PURCHASE, New York, April 30, 2026, 10:02 EDT
Mastercard stock slipped Thursday, giving up early gains despite the company topping Wall Street’s expectations for both profit and revenue in the first quarter. Investors zeroed in on April’s softer cross-border spending numbers—an important revenue stream linked to international travel and transactions. Shares were recently down 2.7% at $510.99 in New York. Mastercard reported adjusted earnings of $4.60 per share and $8.4 billion in revenue, both beating FactSet figures referenced by the Wall Street Journal.
Here’s the point: payment networks are a quick gauge of current consumer spending. Mastercard turned in a solid quarter, but its April figures hinted that travel-related volumes were losing steam—right when the market was expecting another easy win.
Expectations loomed large. Mastercard hadn’t come up short on estimates since Q4 2020, Barron’s pointed out. After Visa topped forecasts and shares climbed the day before, the setup gave Mastercard little cushion—anything less than standout numbers risked falling flat.

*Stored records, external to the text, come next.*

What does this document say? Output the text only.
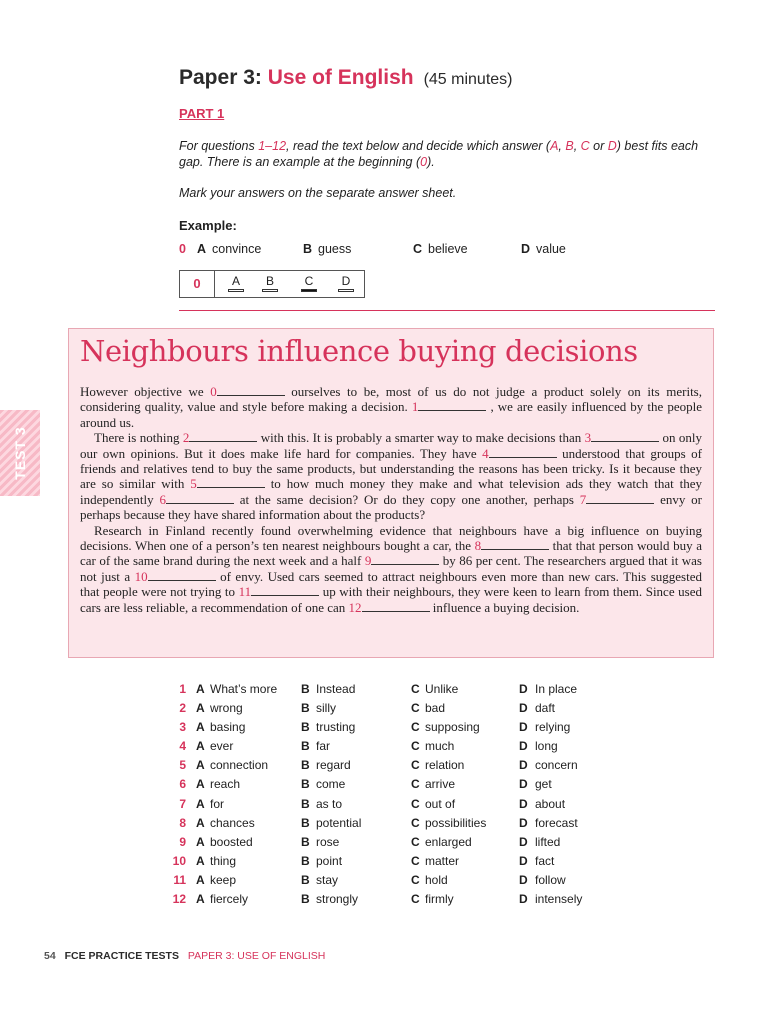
Paper 3: Use of English (45 minutes)
PART 1
For questions 1–12, read the text below and decide which answer (A, B, C or D) best fits each gap. There is an example at the beginning (0).
Mark your answers on the separate answer sheet.
Example:
0 A convince	B guess	C believe	D value
0	A	B	C	D
TEST 3
Neighbours influence buying decisions

However objective we 0	ourselves to be, most of us do not judge a product solely on its merits, considering quality, value and style before making a decision. 1	, we are easily influenced by the people around us.

There is nothing 2	with this. It is probably a smarter way to make decisions than 3	on only our own opinions. But it does make life hard for companies. They have 4	understood that groups of friends and relatives tend to buy the same products, but understanding the reasons has been tricky. Is it because they are so similar with 5	to how much money they make and what television ads they watch that they independently 6	at the same decision? Or do they copy one another, perhaps 7	envy or perhaps because they have shared information about the products?

Research in Finland recently found overwhelming evidence that neighbours have a big influence on buying decisions. When one of a person’s ten nearest neighbours bought a car, the 8	that that person would buy a car of the same brand during the next week and a half 9	by 86 per cent. The researchers argued that it was not just a 10	of envy. Used cars seemed to attract neighbours even more than new cars. This suggested that people were not trying to 11	up with their neighbours, they were keen to learn from them. Since used cars are less reliable, a recommendation of one can 12	influence a buying decision.

1 A What’s more B Instead	C Unlike	D In place
2 A wrong	B silly	C bad	D daft
3 A basing	B trusting	C supposing	D relying
4 A ever	B far	C much	D long
5 A connection	B regard	C relation	D concern
6 A reach	B come	C arrive	D get
7 A for	B as to	C out of	D about
8 A chances	B potential	C possibilities	D forecast
9 A boosted	B rose	C enlarged	D lifted
10 A thing	B point	C matter	D fact
11 A keep	B stay	C hold	D follow
12 A fiercely	B strongly	C firmly	D intensely
54 FCE PRACTICE TESTS PAPER 3: USE OF ENGLISH
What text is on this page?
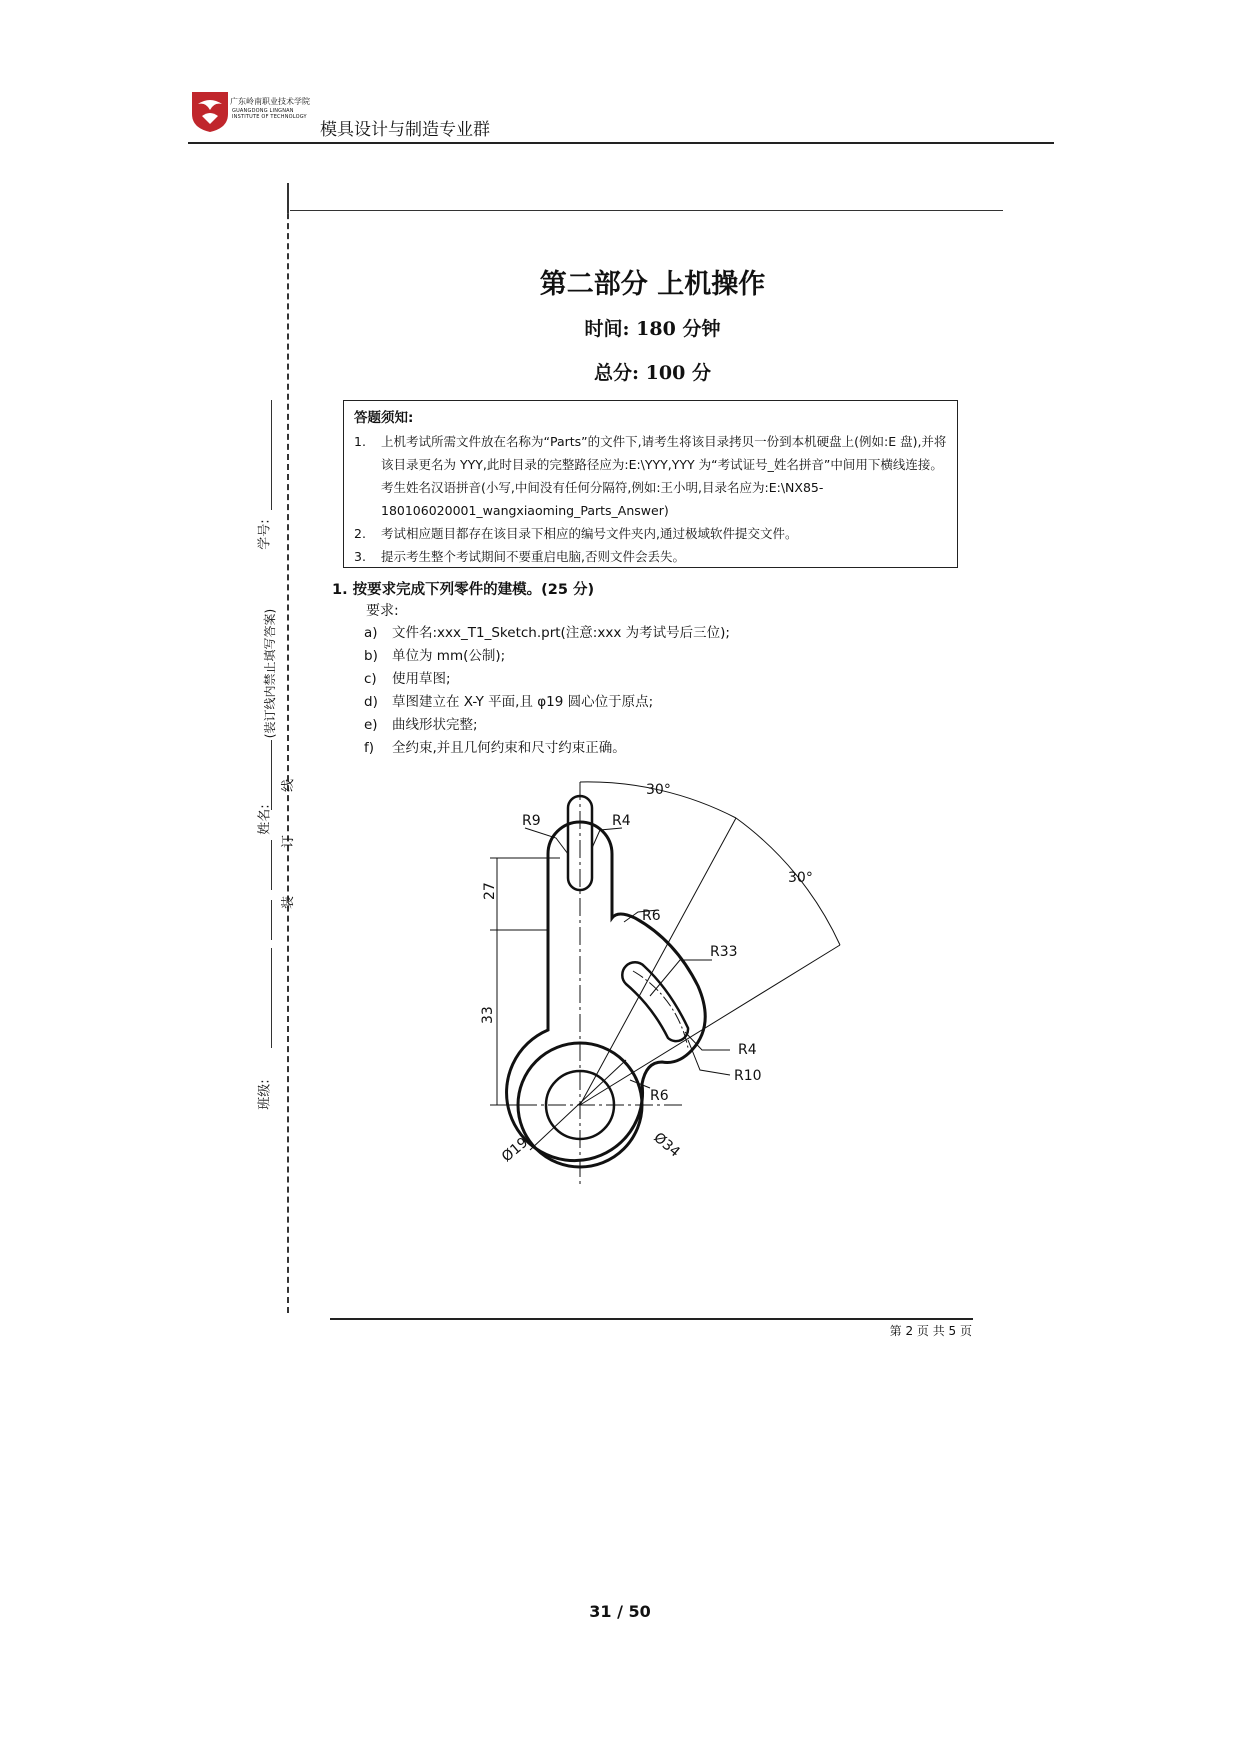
广东岭南职业技术学院
GUANGDONG LINGNAN INSTITUTE OF TECHNOLOGY
模具设计与制造专业群
学号:
(装订线内禁止填写答案)
线
姓名:
订
装
班级:
第二部分 上机操作
时间: 180 分钟
总分: 100 分
答题须知:
1.	上机考试所需文件放在名称为“Parts”的文件下,请考生将该目录拷贝一份到本机硬盘上(例如:E 盘),并将该目录更名为 YYY,此时目录的完整路径应为:E:\YYY,YYY 为“考试证号_姓名拼音”中间用下横线连接。考生姓名汉语拼音(小写,中间没有任何分隔符,例如:王小明,目录名应为:E:\NX85-180106020001_wangxiaoming_Parts_Answer)
2.	考试相应题目都存在该目录下相应的编号文件夹内,通过极域软件提交文件。
3.	提示考生整个考试期间不要重启电脑,否则文件会丢失。
1. 按要求完成下列零件的建模。(25 分)
要求:
a)	文件名:xxx_T1_Sketch.prt(注意:xxx 为考试号后三位);
b)	单位为 mm(公制);
c)	使用草图;
d)	草图建立在 X-Y 平面,且 φ19 圆心位于原点;
e)	曲线形状完整;
f)	全约束,并且几何约束和尺寸约束正确。
R9	R4
30°
30°
R6
27
R33
33
R4
R10
R6
Ø19	Ø34
第 2 页 共 5 页
31 / 50
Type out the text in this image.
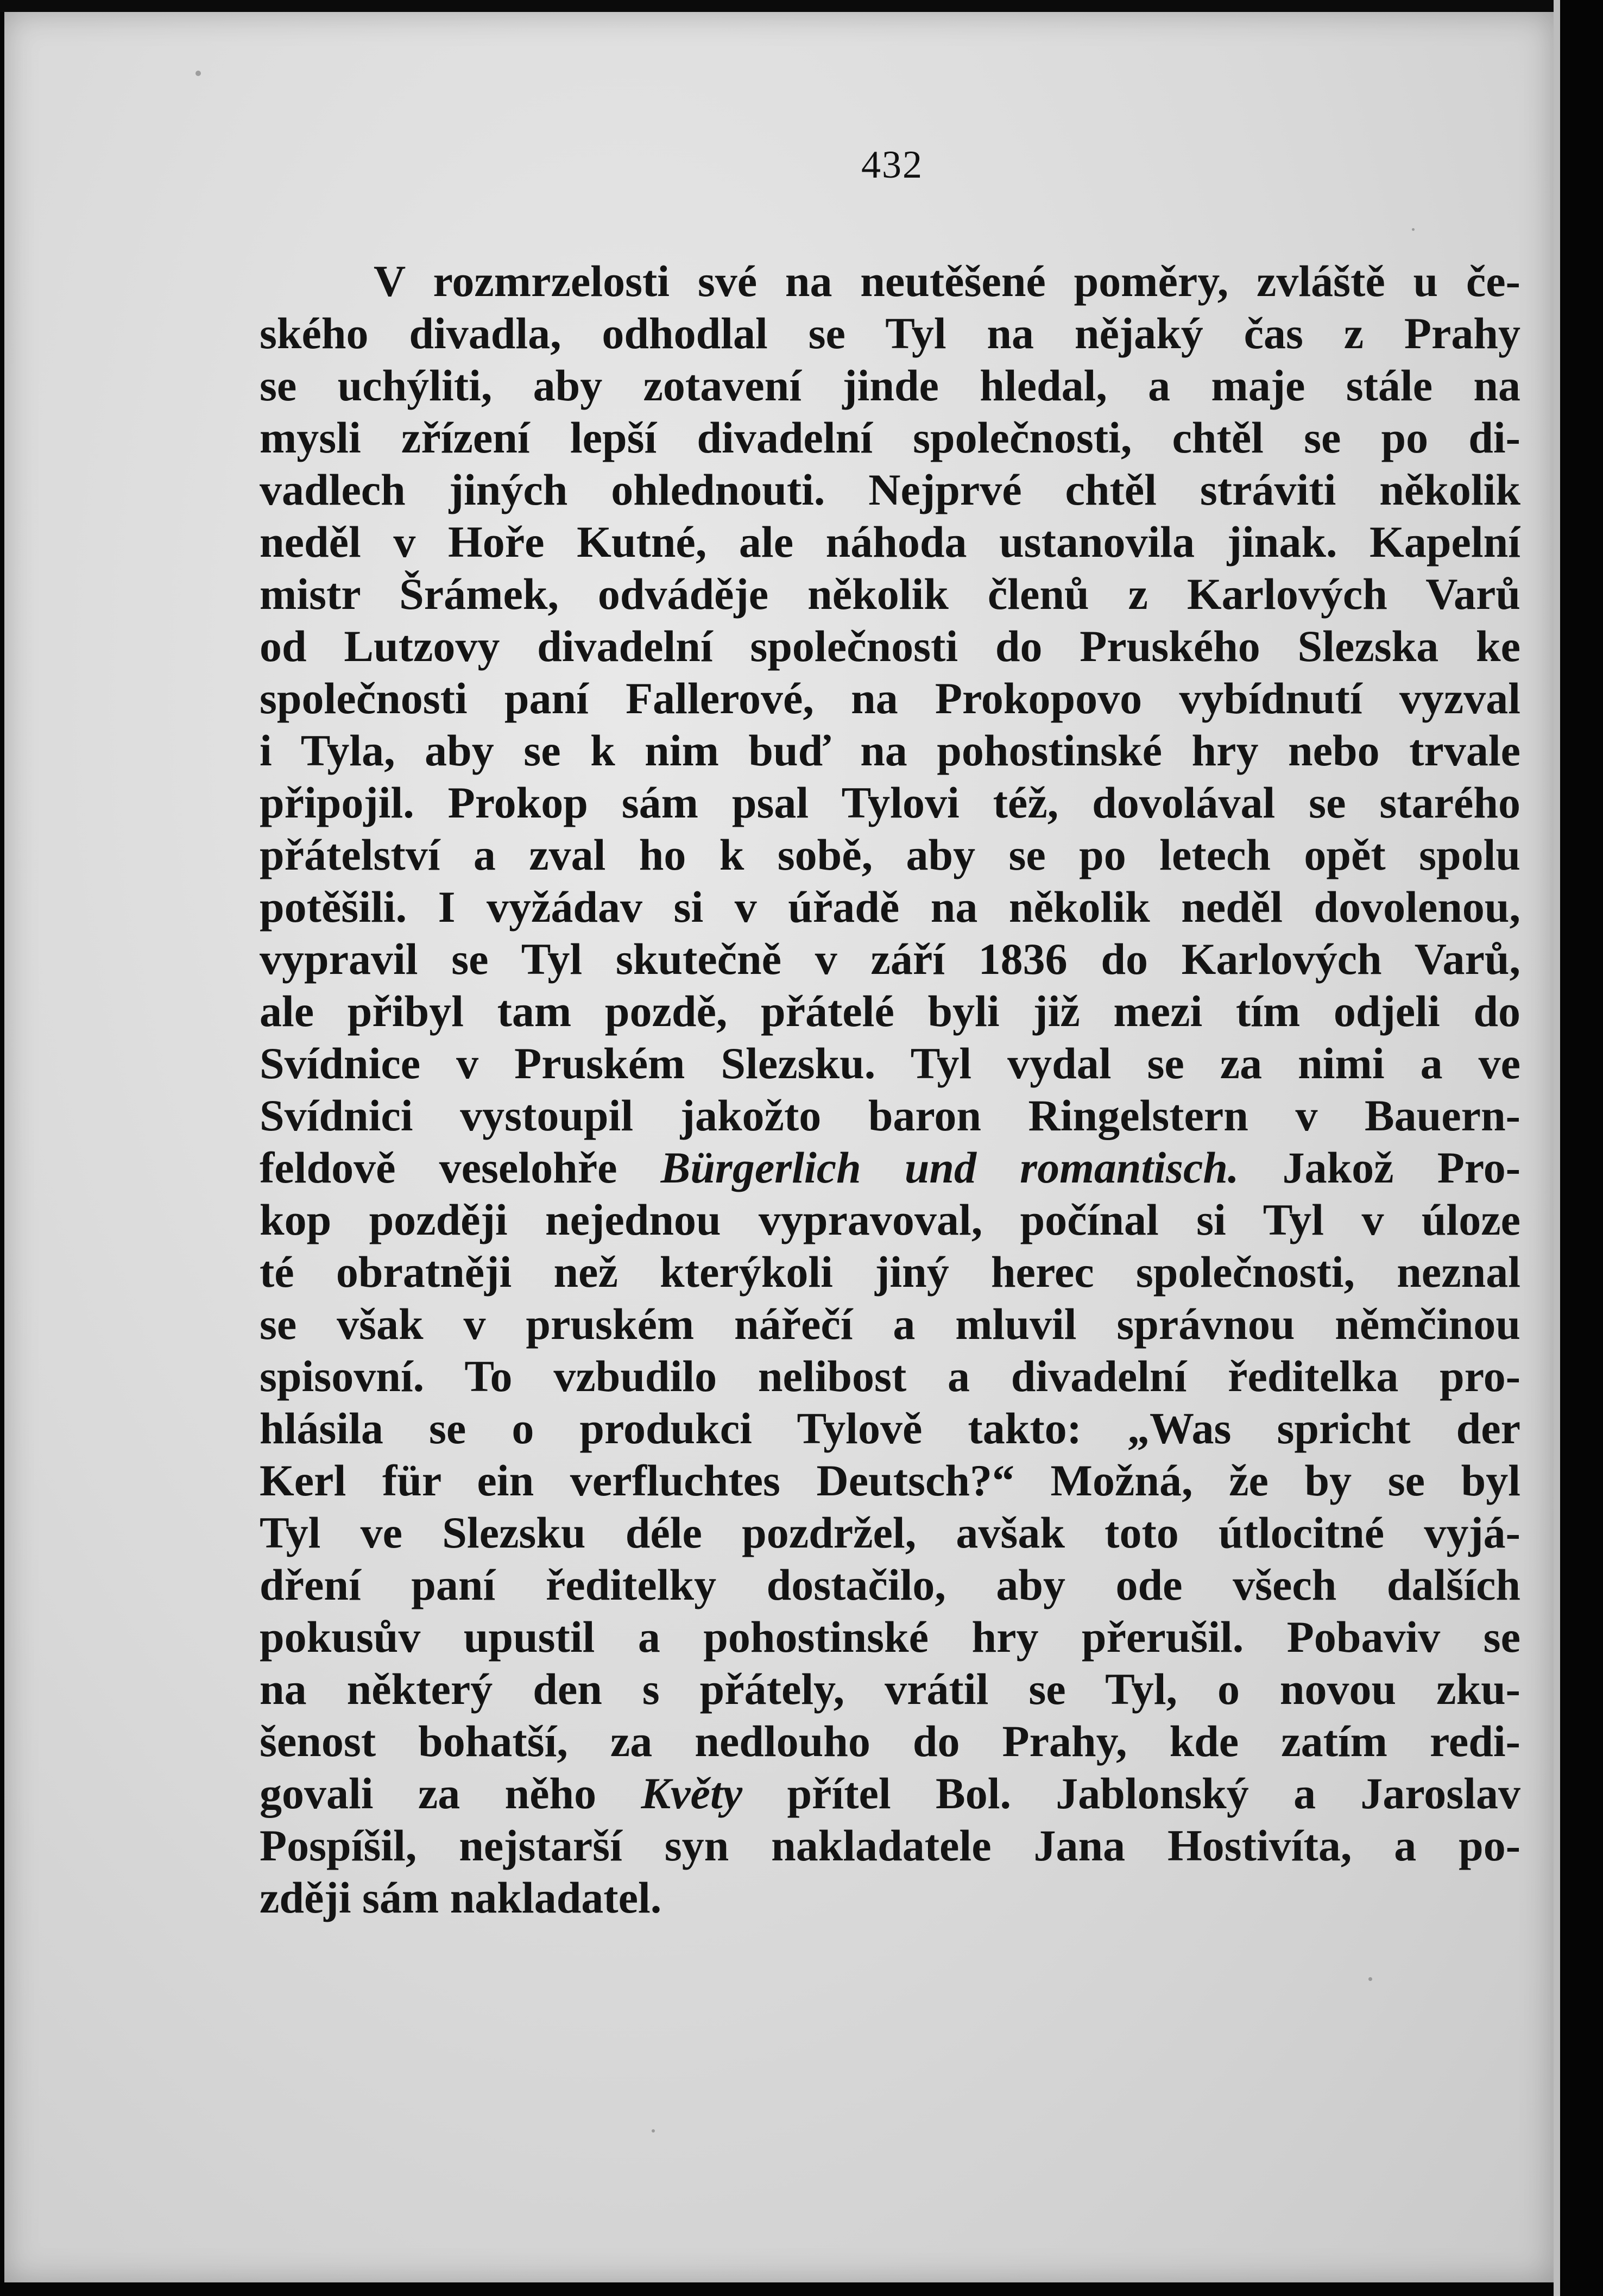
432
V rozmrzelosti své na neutěšené poměry, zvláště u če-
ského divadla, odhodlal se Tyl na nějaký čas z Prahy
se uchýliti, aby zotavení jinde hledal, a maje stále na
mysli zřízení lepší divadelní společnosti, chtěl se po di-
vadlech jiných ohlednouti. Nejprvé chtěl stráviti několik
neděl v Hoře Kutné, ale náhoda ustanovila jinak. Kapelní
mistr Šrámek, odváděje několik členů z Karlových Varů
od Lutzovy divadelní společnosti do Pruského Slezska ke
společnosti paní Fallerové, na Prokopovo vybídnutí vyzval
i Tyla, aby se k nim buď na pohostinské hry nebo trvale
připojil. Prokop sám psal Tylovi též, dovolával se starého
přátelství a zval ho k sobě, aby se po letech opět spolu
potěšili. I vyžádav si v úřadě na několik neděl dovolenou,
vypravil se Tyl skutečně v září 1836 do Karlových Varů,
ale přibyl tam pozdě, přátelé byli již mezi tím odjeli do
Svídnice v Pruském Slezsku. Tyl vydal se za nimi a ve
Svídnici vystoupil jakožto baron Ringelstern v Bauern-
feldově veselohře Bürgerlich und romantisch. Jakož Pro-
kop později nejednou vypravoval, počínal si Tyl v úloze
té obratněji než kterýkoli jiný herec společnosti, neznal
se však v pruském nářečí a mluvil správnou němčinou
spisovní. To vzbudilo nelibost a divadelní ředitelka pro-
hlásila se o produkci Tylově takto: „Was spricht der
Kerl für ein verfluchtes Deutsch?“ Možná, že by se byl
Tyl ve Slezsku déle pozdržel, avšak toto útlocitné vyjá-
dření paní ředitelky dostačilo, aby ode všech dalších
pokusův upustil a pohostinské hry přerušil. Pobaviv se
na některý den s přátely, vrátil se Tyl, o novou zku-
šenost bohatší, za nedlouho do Prahy, kde zatím redi-
govali za něho Květy přítel Bol. Jablonský a Jaroslav
Pospíšil, nejstarší syn nakladatele Jana Hostivíta, a po-
zději sám nakladatel.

Mastercard reported net income of $3.88 billion, or $4.35 per share, up from $3.28 billion, or $3.59 per share, in the same period last year. Net revenue climbed 16%, or 12% excluding currency effects, which filters out foreign-exchange volatility.
Gross dollar volume on Mastercard-branded cards climbed 7% in local currency, reaching $2.7 trillion. Cross-border volume, which tracks card spending outside the country of issuance, jumped 13%. Switched transactions—payments processed on Mastercard’s own network—were up 9%.
April numbers sliced into that solid quarter: as of April 28, cross-border volume growth slipped to 9%, down from 13% in Q1. Travel-related cross-border growth? Just 2%. The “other” category eased back too, posting 6% growth.
Mastercard is “diversified, future-ready, and delivering,” Chief Executive Michael Miebach said. The value-added services and solutions segment—which covers security tech, digital ID, analytics, and customer engagement—posted a 22% gain, or up 18% when stripping out currency swings. SEC
Higher costs came with the beat. Operating expenses increased 13%, driven in part by general and administrative spending and a $202 million restructuring charge. Lower litigation provisions helped offset some of the rise.
Mastercard lifted its 2026 revenue forecast, projecting net revenue to climb at the “high end of low double digits to low teens,” figures that hold for both GAAP and non-GAAP. On costs, expense growth remains contained. GAAP operating expenses are seen landing at the top of the high single-digit range, while non-GAAP expense growth sticks to the low double digits.
Visa offered the most direct comparison this week, posting fiscal second-quarter revenue up 17%, with payment volumes climbing 9% and cross-border volume up 12%. Card spending looks resilient at both networks, though Mastercard’s April travel numbers put a new marker out there for investors to watch.
The concern: April might not be a one-off. Cross-border spending kept climbing—even as Middle East airspace closures forced airlines to reroute, Reuters said—but rising fuel prices, new tariffs, and a weaker labor market could start diverting dollars from travel and other nonessential purchases.
Miebach highlighted Mastercard Agent Pay and the upcoming BVNK acquisition as pieces of the firm’s digital payments strategy. Agentic commerce—software bots buying on behalf of users—is one focus; stablecoins, crypto pegged to fiat, are another. Mastercard struck a deal in March to acquire BVNK for as much as $1.8 billion, aiming to link blockchain payments with the company’s existing fiat infrastructure.
Consumers are still swiping their cards, at least for this quarter. Investors, though, aren’t chasing the beat—at least not until they see April’s cross-border numbers hold steady.